The drivers were already flirting with danger by assuming customer-facing roles during a pandemic. Now they are expected to ply the afflicted routes, alone, visible, and utterly defenceless. I am not suggesting that we go back to the olden days and treat these buses as though they were stagecoaches that should arm themselves against the depredations of highwaymen. Yet the decision to shut down the service altogether is an incredible capitulation, almost akin to a military surrender and an ignominious retreat.

We are telling these teenagers that they are powerful – so powerful that the city’s public transport network, and hundreds of individual journeys, have to be reorganised around their nihilistic violence. This power is not something that they enjoy as an innate property, as though they are some mighty, city-wrecking force like Godzilla or Osama bin Laden. It is instead a power that we have decided to give to them. No end of trouble will result from this, since the city has essentially revealed its vulnerability before every insect.
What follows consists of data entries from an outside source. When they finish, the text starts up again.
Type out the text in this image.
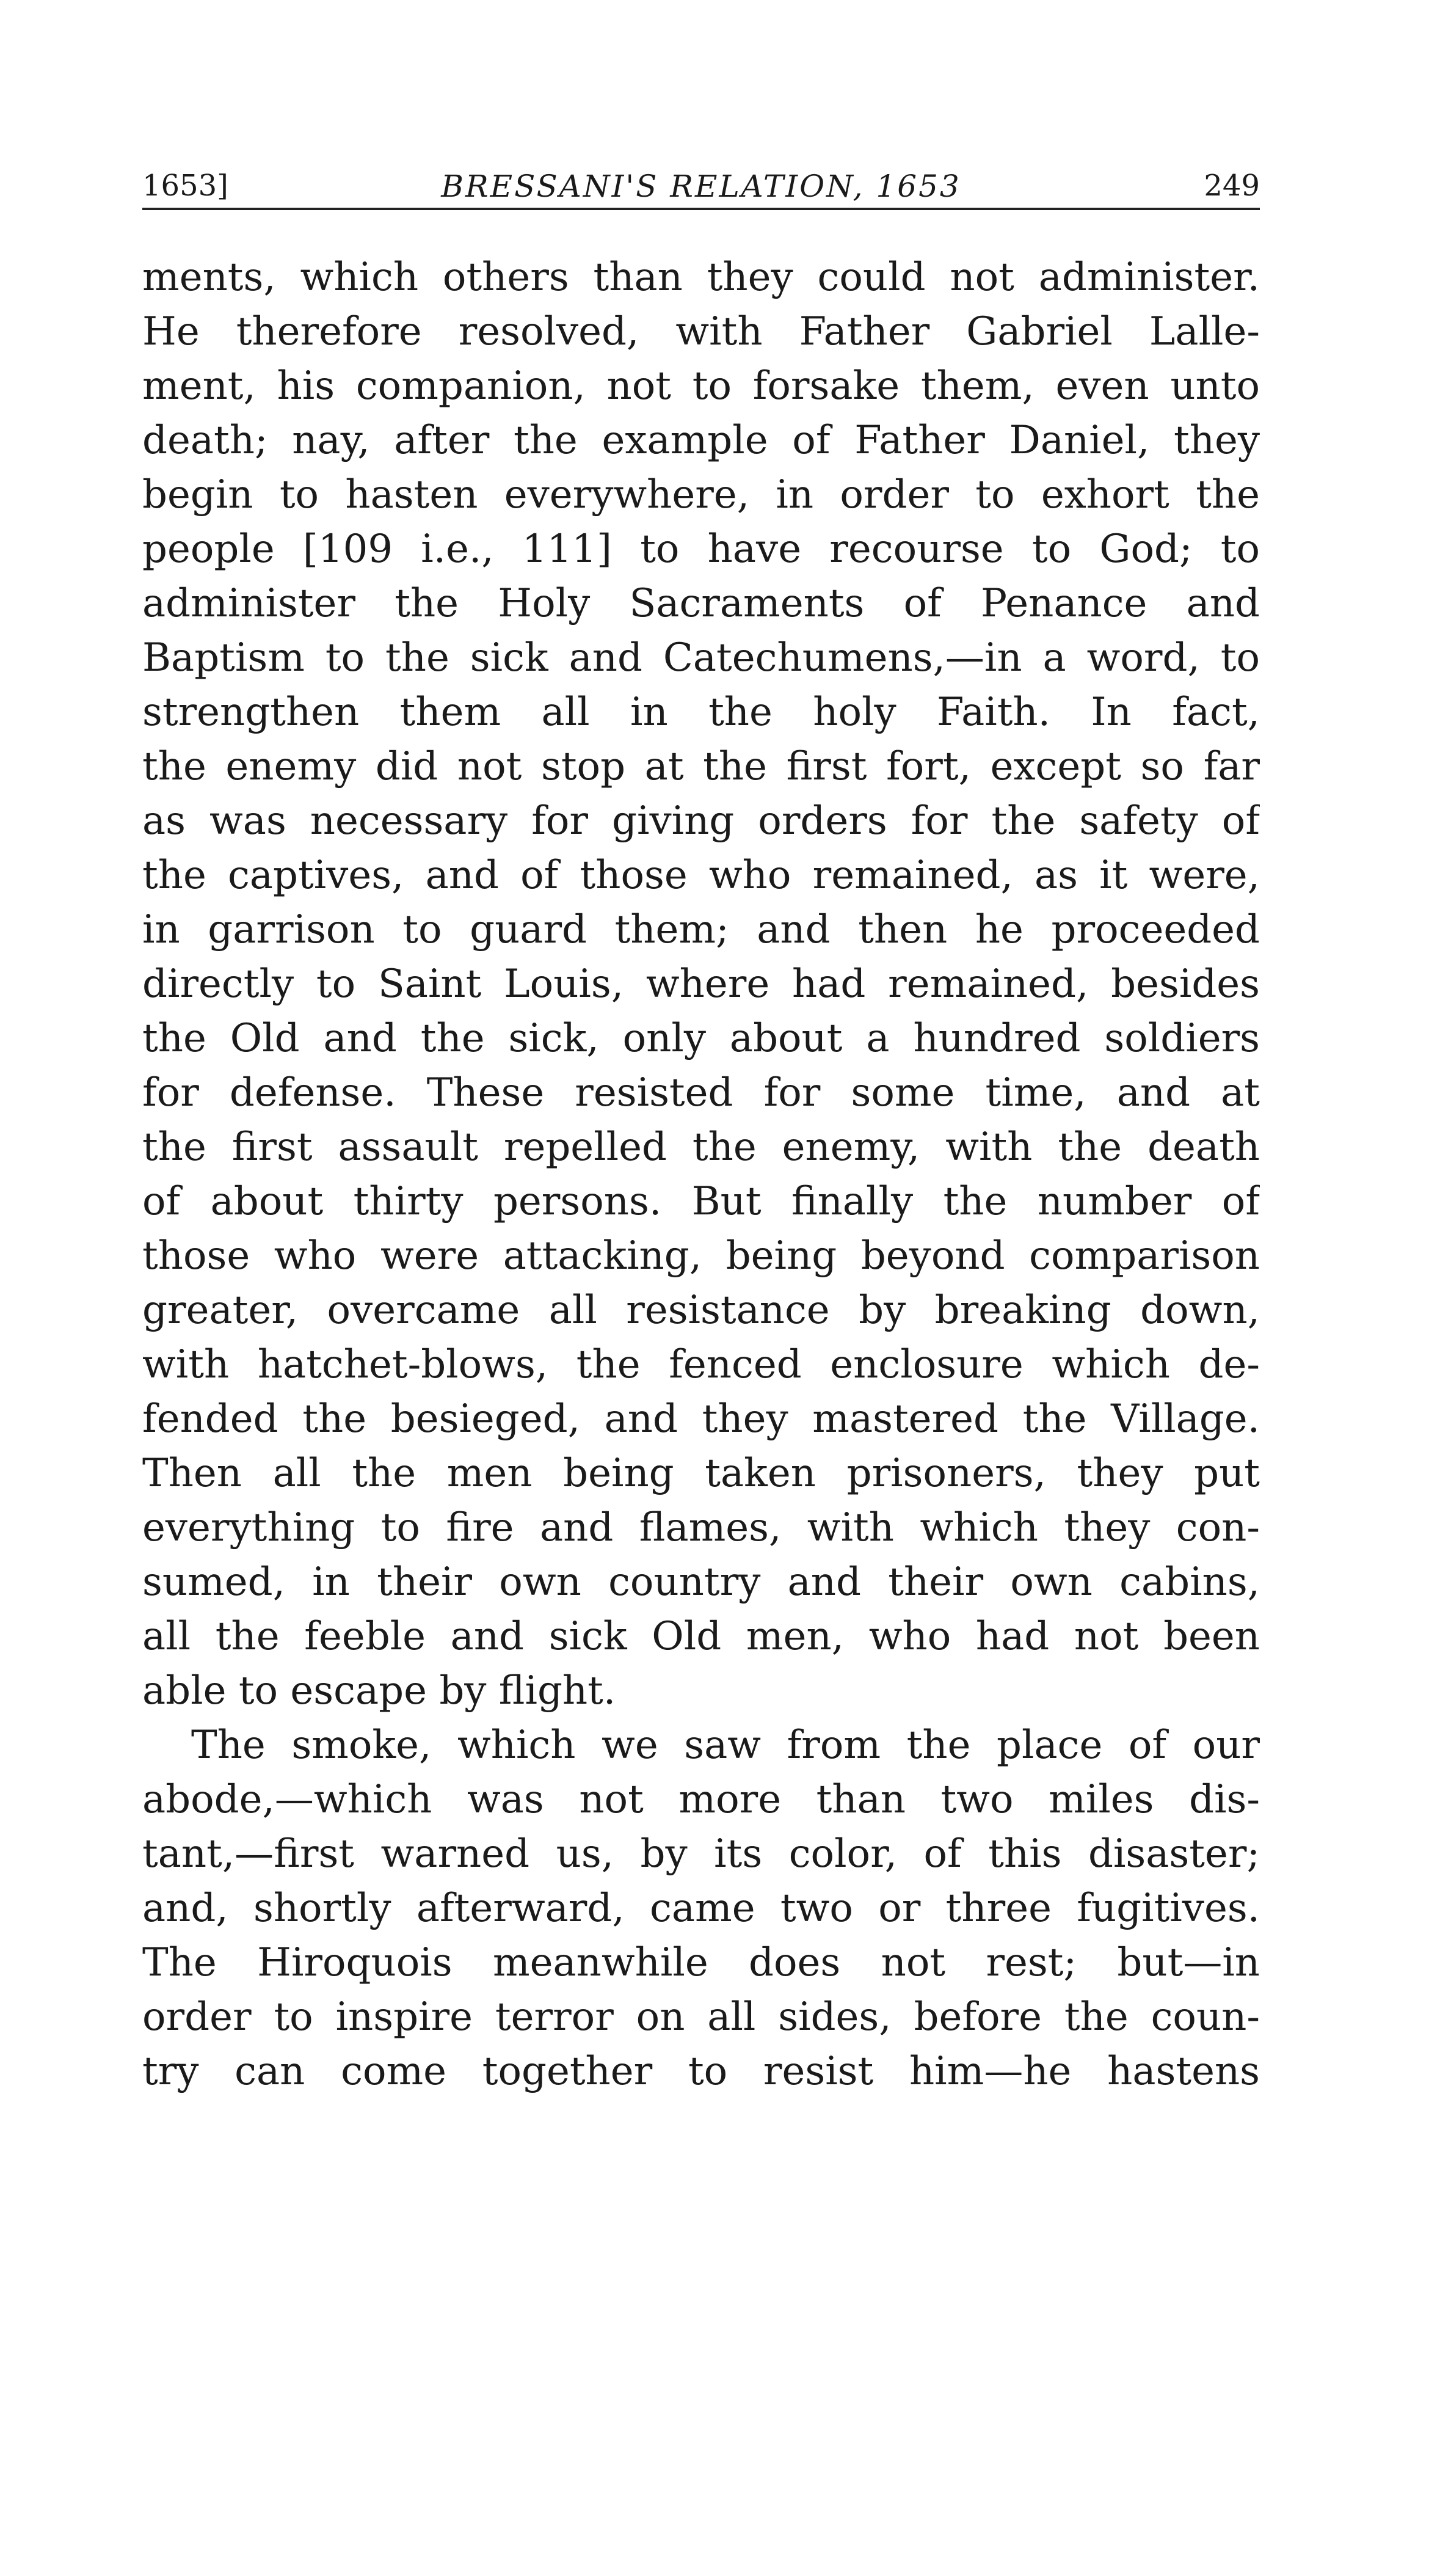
1653]	BRESSANI'S RELATION, 1653	249
ments, which others than they could not administer.
He therefore resolved, with Father Gabriel Lalle-
ment, his companion, not to forsake them, even unto
death; nay, after the example of Father Daniel, they
begin to hasten everywhere, in order to exhort the
people [109 i.e., 111] to have recourse to God; to
administer the Holy Sacraments of Penance and
Baptism to the sick and Catechumens,—in a word, to
strengthen them all in the holy Faith. In fact,
the enemy did not stop at the first fort, except so far
as was necessary for giving orders for the safety of
the captives, and of those who remained, as it were,
in garrison to guard them; and then he proceeded
directly to Saint Louis, where had remained, besides
the Old and the sick, only about a hundred soldiers
for defense. These resisted for some time, and at
the first assault repelled the enemy, with the death
of about thirty persons. But finally the number of
those who were attacking, being beyond comparison
greater, overcame all resistance by breaking down,
with hatchet-blows, the fenced enclosure which de-
fended the besieged, and they mastered the Village.
Then all the men being taken prisoners, they put
everything to fire and flames, with which they con-
sumed, in their own country and their own cabins,
all the feeble and sick Old men, who had not been
able to escape by flight.
The smoke, which we saw from the place of our
abode,—which was not more than two miles dis-
tant,—first warned us, by its color, of this disaster;
and, shortly afterward, came two or three fugitives.
The Hiroquois meanwhile does not rest; but—in
order to inspire terror on all sides, before the coun-
try can come together to resist him—he hastens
This is not so much the tail wagging the dog as the fleas being allowed to issue it with orders.

Until now we have got unusually far into a Tychy article without encountering any hint of conspiracy. It is admittedly in the obvious interests of Lothian Buses to explore reasons for suspending its services (and the buses are being so far resumed today). Passenger numbers have collapsed during the lockdown, with tens of millions of pounds in profits escaping capture. The Scotsman claims that Edinburgh City Council, the majority shareholder, has lost over £12 million in dividends.

These days, Lothian Buses is running only essential services and you are probably now familiar with the sight of the desolate buses, each decked out with its two or three lonely passengers. During the dead of winter, the windows of the buses had been kept open, as a ridiculous COVID-busting measure to “increase airflow,” which had demoralised the few passengers left even further.
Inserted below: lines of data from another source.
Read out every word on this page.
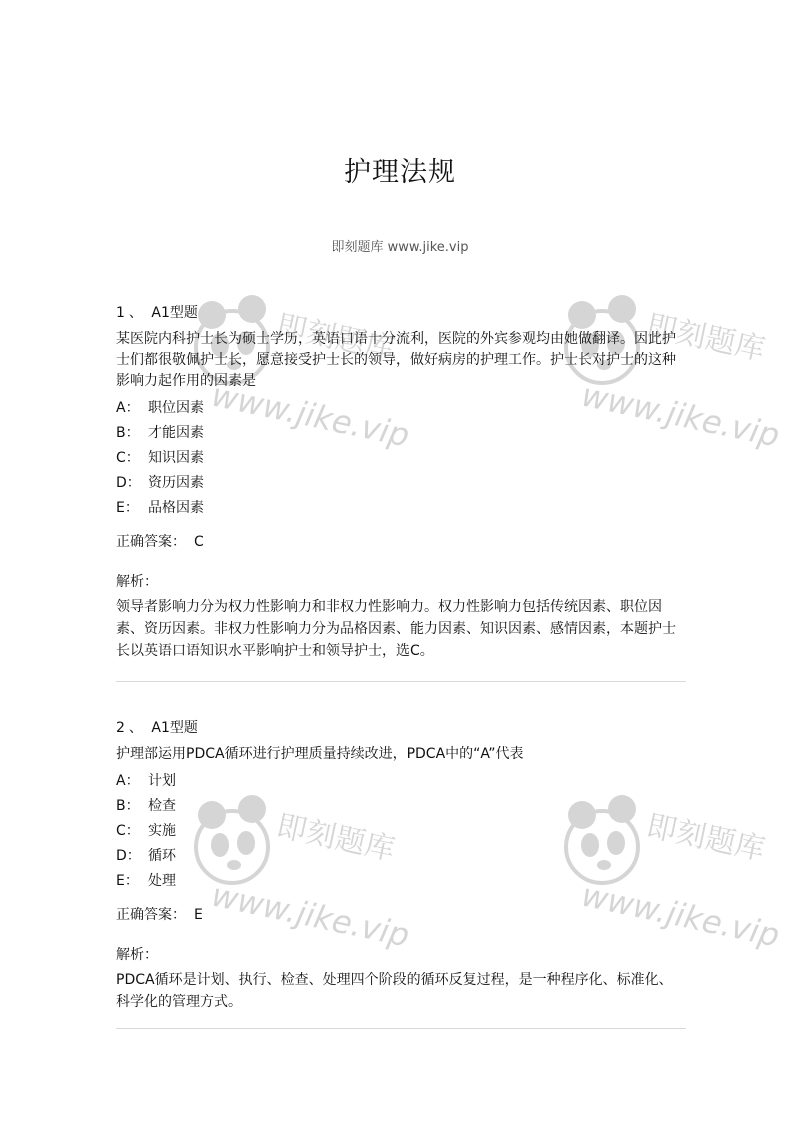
即刻题库
www.jike.vip
即刻题库
www.jike.vip
即刻题库
www.jike.vip
即刻题库
www.jike.vip
护理法规
即刻题库 www.jike.vip
1 、 A1型题
某医院内科护士长为硕士学历，英语口语十分流利，医院的外宾参观均由她做翻译。因此护士们都很敬佩护士长，愿意接受护士长的领导，做好病房的护理工作。护士长对护士的这种影响力起作用的因素是
A： 职位因素
B： 才能因素
C： 知识因素
D： 资历因素
E： 品格因素
正确答案： C
解析：
领导者影响力分为权力性影响力和非权力性影响力。权力性影响力包括传统因素、职位因素、资历因素。非权力性影响力分为品格因素、能力因素、知识因素、感情因素，本题护士长以英语口语知识水平影响护士和领导护士，选C。
2 、 A1型题
护理部运用PDCA循环进行护理质量持续改进，PDCA中的“A”代表
A： 计划
B： 检查
C： 实施
D： 循环
E： 处理
正确答案： E
解析：
PDCA循环是计划、执行、检查、处理四个阶段的循环反复过程，是一种程序化、标准化、科学化的管理方式。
It is fun to imagine Lothian Buses in an implicit, strategic alliance with the hooligans, but it seems more plausible to me that in yesterday’s shutdown the city had simply lost its nerve. Any blow to the city’s infrastructure should be immediately a matter for central government to deal with rather than just the local police. Enough police should be deployed to ensure that buses can run safely, that the drivers are protected, and that nurses who are travelling to the Royal Infirmary do not get hit with rocks and broken glass. There is nothing authentically illiberal or authoritarian to such a call: it is the government’s most basic function and essence.
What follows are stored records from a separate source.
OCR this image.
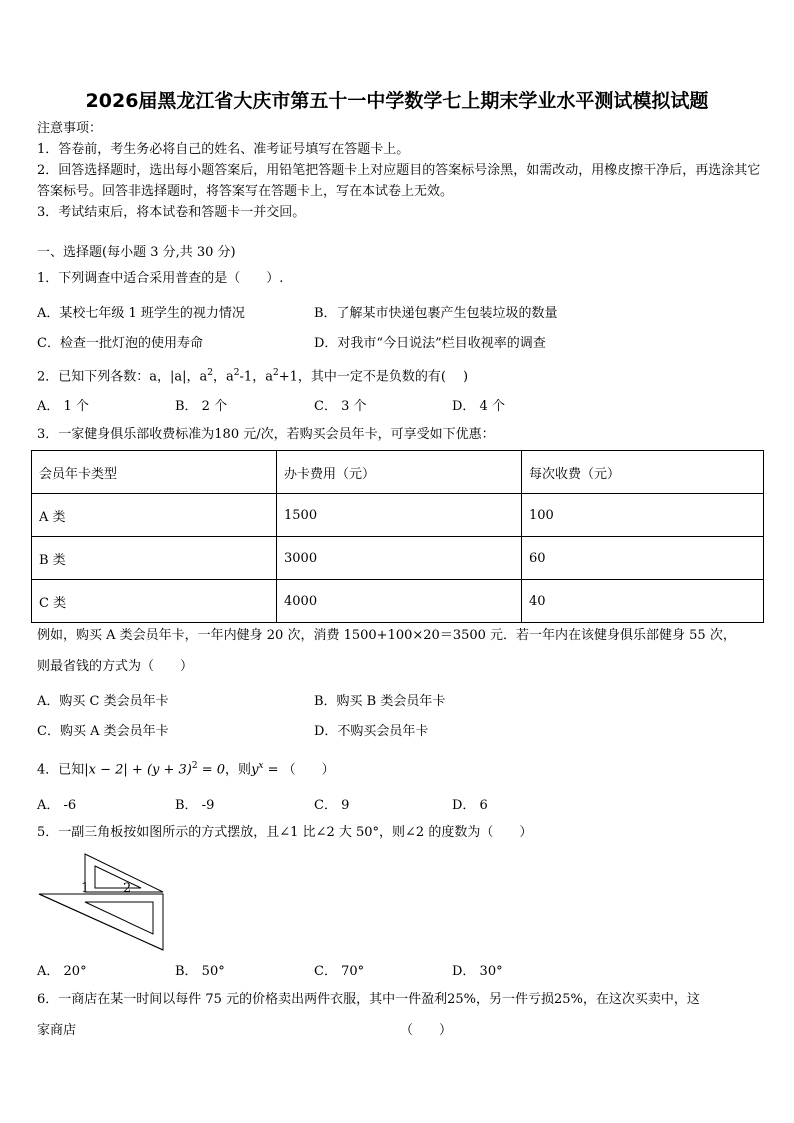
2026届黑龙江省大庆市第五十一中学数学七上期末学业水平测试模拟试题
注意事项：
1．答卷前，考生务必将自己的姓名、准考证号填写在答题卡上。
2．回答选择题时，选出每小题答案后，用铅笔把答题卡上对应题目的答案标号涂黑，如需改动，用橡皮擦干净后，再选涂其它答案标号。回答非选择题时，将答案写在答题卡上，写在本试卷上无效。
3．考试结束后，将本试卷和答题卡一并交回。
一、选择题(每小题 3 分,共 30 分)
1．下列调查中适合采用普查的是（　　）.
A．某校七年级 1 班学生的视力情况	B．了解某市快递包裹产生包装垃圾的数量
C．检查一批灯泡的使用寿命	D．对我市“今日说法”栏目收视率的调查
2．已知下列各数：a，|a|，$a^2$，$a^2-1$，$a^2+1$，其中一定不是负数的有(　 )
A． 1 个	B． 2 个	C． 3 个	D． 4 个
3．一家健身俱乐部收费标准为180 元/次，若购买会员年卡，可享受如下优惠：
会员年卡类型	办卡费用（元）	每次收费（元）
A 类	1500	100
B 类	3000	60
C 类	4000	40
例如，购买 A 类会员年卡，一年内健身 20 次，消费 1500+100×20＝3500 元．若一年内在该健身俱乐部健身 55 次，
则最省钱的方式为（　　）
A．购买 C 类会员年卡	B．购买 B 类会员年卡
C．购买 A 类会员年卡	D．不购买会员年卡
4．已知$|x - 2| + (y + 3)^2 = 0$，则$y^x$ = （　　）
A． -6	B． -9	C． 9	D． 6
5．一副三角板按如图所示的方式摆放，且∠1 比∠2 大 50°，则∠2 的度数为（　　）
1	2
A． 20°	B． 50°	C． 70°	D． 30°
6．一商店在某一时间以每件 75 元的价格卖出两件衣服，其中一件盈利25%，另一件亏损25%，在这次买卖中，这
家商店	（　　）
People who live in the south have explained to me that the area where the criminals are active is too large and wooded to be effectively policed. I would reply to this that the police are fully capable of operating on such a scale when it comes to enforcing the lockdown. The bus suspension sits very guiltily next to another news story from yesterday, a story in which the police were all of a sudden confident and resourceful again. Hundreds of people had gathered on the Meadows to enjoy the spring sunshine and to celebrate St Patrick’s Day. The sort of police crackdown that should have been launched on the attackers of the buses came to be deployed instead against these hapless merrymakers.

The public health justification for this crackdown is either insincere or incoherent. There is already something distinctly retro about clearing large outdoor gatherings. Last month, Edinburgh University’s own Professor Mark Woolhouse had told a Westminster hearing that there was “very little evidence of outdoor transmission” and that “there’s never been a Covid-19 outbreak linked to a beach ever anywhere in the world to the best of my knowledge.” But if the lockdown is a factory for the mass-production of new criminals, with more and more ordinary behaviours being processed into criminality, then the police can be perhaps forgiven for missing the rock-hurling psychopaths amidst all of the sunbathers and al fresco Guinness sippers.